To be eligible for an award, a nominated technology must meet the scope of the Presidential Green Chemistry Challenge program by meeting each of these six criteria:
- It must be a green chemistry technology with a significant chemistry component
- It must include source reduction
- It must be submitted by an eligible organization or its representative(s)
- It must have a significant milestone in its development within the past five years
- It must have a significant U.S. component
- It must fit within at least one of the three focus areas of the program
Green chemistry technologies are extremely diverse. As a group, they…

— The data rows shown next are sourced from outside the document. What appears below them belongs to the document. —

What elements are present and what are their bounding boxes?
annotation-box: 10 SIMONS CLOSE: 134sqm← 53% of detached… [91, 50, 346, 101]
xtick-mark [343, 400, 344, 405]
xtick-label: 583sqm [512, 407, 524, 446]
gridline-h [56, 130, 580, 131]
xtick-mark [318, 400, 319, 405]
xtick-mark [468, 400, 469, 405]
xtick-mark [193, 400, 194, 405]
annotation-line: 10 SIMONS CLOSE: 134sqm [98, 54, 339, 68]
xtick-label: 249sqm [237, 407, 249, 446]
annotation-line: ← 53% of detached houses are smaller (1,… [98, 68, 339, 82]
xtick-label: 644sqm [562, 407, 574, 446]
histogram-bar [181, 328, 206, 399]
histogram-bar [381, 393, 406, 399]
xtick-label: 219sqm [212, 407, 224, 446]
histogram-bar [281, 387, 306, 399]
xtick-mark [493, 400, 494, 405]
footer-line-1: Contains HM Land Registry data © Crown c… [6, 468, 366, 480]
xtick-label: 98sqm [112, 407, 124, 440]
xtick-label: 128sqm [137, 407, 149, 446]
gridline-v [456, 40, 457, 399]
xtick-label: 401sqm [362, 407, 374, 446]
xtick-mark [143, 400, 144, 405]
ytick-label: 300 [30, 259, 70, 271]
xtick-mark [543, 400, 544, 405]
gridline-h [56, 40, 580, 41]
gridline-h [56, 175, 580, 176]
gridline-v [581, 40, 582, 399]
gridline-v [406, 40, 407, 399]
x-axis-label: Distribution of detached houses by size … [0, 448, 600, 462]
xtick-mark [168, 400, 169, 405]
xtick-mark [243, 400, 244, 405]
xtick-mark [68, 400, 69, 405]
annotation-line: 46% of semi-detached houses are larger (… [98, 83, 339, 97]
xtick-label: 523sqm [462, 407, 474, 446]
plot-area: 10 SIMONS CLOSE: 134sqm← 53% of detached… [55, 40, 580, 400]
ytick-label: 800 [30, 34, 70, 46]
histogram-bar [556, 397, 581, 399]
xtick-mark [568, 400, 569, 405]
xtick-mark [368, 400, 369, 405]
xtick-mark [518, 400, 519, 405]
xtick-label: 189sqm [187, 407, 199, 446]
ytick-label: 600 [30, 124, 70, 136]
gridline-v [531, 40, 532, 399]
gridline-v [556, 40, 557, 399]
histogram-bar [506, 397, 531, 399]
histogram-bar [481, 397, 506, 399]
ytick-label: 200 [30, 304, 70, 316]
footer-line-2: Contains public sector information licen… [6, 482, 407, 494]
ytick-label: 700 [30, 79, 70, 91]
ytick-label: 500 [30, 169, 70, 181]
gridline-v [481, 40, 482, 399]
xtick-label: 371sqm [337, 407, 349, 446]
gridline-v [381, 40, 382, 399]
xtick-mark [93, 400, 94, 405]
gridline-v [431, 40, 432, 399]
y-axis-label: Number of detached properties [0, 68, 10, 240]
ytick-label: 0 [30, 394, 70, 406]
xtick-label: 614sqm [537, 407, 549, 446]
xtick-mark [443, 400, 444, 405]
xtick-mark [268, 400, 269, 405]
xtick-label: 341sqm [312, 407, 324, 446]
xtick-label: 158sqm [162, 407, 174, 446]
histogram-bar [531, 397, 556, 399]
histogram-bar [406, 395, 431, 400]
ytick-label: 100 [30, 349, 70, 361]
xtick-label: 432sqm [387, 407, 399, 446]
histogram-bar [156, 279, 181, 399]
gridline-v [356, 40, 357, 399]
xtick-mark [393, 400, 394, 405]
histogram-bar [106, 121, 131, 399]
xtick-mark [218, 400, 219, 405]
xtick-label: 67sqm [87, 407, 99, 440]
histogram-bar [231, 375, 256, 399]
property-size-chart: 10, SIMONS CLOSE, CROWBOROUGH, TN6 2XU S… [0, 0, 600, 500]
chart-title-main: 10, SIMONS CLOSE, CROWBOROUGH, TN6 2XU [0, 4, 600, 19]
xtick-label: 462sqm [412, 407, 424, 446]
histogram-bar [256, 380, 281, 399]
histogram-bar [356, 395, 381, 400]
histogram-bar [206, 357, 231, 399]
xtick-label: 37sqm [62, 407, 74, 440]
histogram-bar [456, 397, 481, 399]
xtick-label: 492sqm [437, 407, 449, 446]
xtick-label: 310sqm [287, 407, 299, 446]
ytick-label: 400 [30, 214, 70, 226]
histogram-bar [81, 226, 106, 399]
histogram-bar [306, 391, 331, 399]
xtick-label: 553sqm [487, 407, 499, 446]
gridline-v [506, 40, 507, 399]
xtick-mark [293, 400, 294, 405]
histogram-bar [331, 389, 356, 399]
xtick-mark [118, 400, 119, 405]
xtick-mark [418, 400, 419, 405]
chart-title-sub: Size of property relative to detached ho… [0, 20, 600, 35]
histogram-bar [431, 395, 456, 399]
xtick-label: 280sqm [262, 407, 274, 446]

- Improve upon any chemical product or process by reducing negative impacts on human health and the environment relative to competing technologies
- Include all chemical processes: synthesis, catalysis, reaction conditions, separations, analysis, and monitoring
- Make improvements at any stage of a chemical’s lifecycle, for example, substituting a greener feedstock, reagent, catalyst, or solvent in an existing synthetic pathway
- May substitute a single improved product or an entire synthetic pathway
- Benefit human health and the environment at any point of the technology’s lifecycle: extraction, synthesis, use, and ultimate fate
- Incorporate green chemistry at the earliest design stages of a new product or process
- Employ a significant change in chemistry, although they may also incorporate green engineering practices
For this program, EPA defines green chemistry as the use of chemistry for source reduction. Chemical technologies that include recycling, treatment, or disposal may meet the scope of the program if they offer source reduction over competing technologies.
Companies (including academic institutions and other nonprofit organizations) and their representatives are eligible for Presidential Green Chemistry Challenge Awards for outstanding or innovative source reduction technologies.
Public academic institutions, such as state and tribal universities and their representatives, are eligible for Presidential Green Chemistry Challenge Awards for technologies that prevent, reduce, or eliminate air or water pollution or the adverse health effects of solid waste entering into the waste stream.
A green chemistry technology must have reached a significant milestone within the past five years. Some examples are: critical discovery made, results published, patent application submitted or approved, pilot plant constructed, relevant regulatory review (e.g., by EPA under TSCA or FIFRA; by the U.S. Food and Drug Administration under FFDCA) initiated or completed, and technology implemented or launched commercially.
A significant amount of the research, development, or other aspects of the technology must have occurred within the United States. If the only aspect of the technology within the Unites States is product sales, the technology may not meet the scope of the program.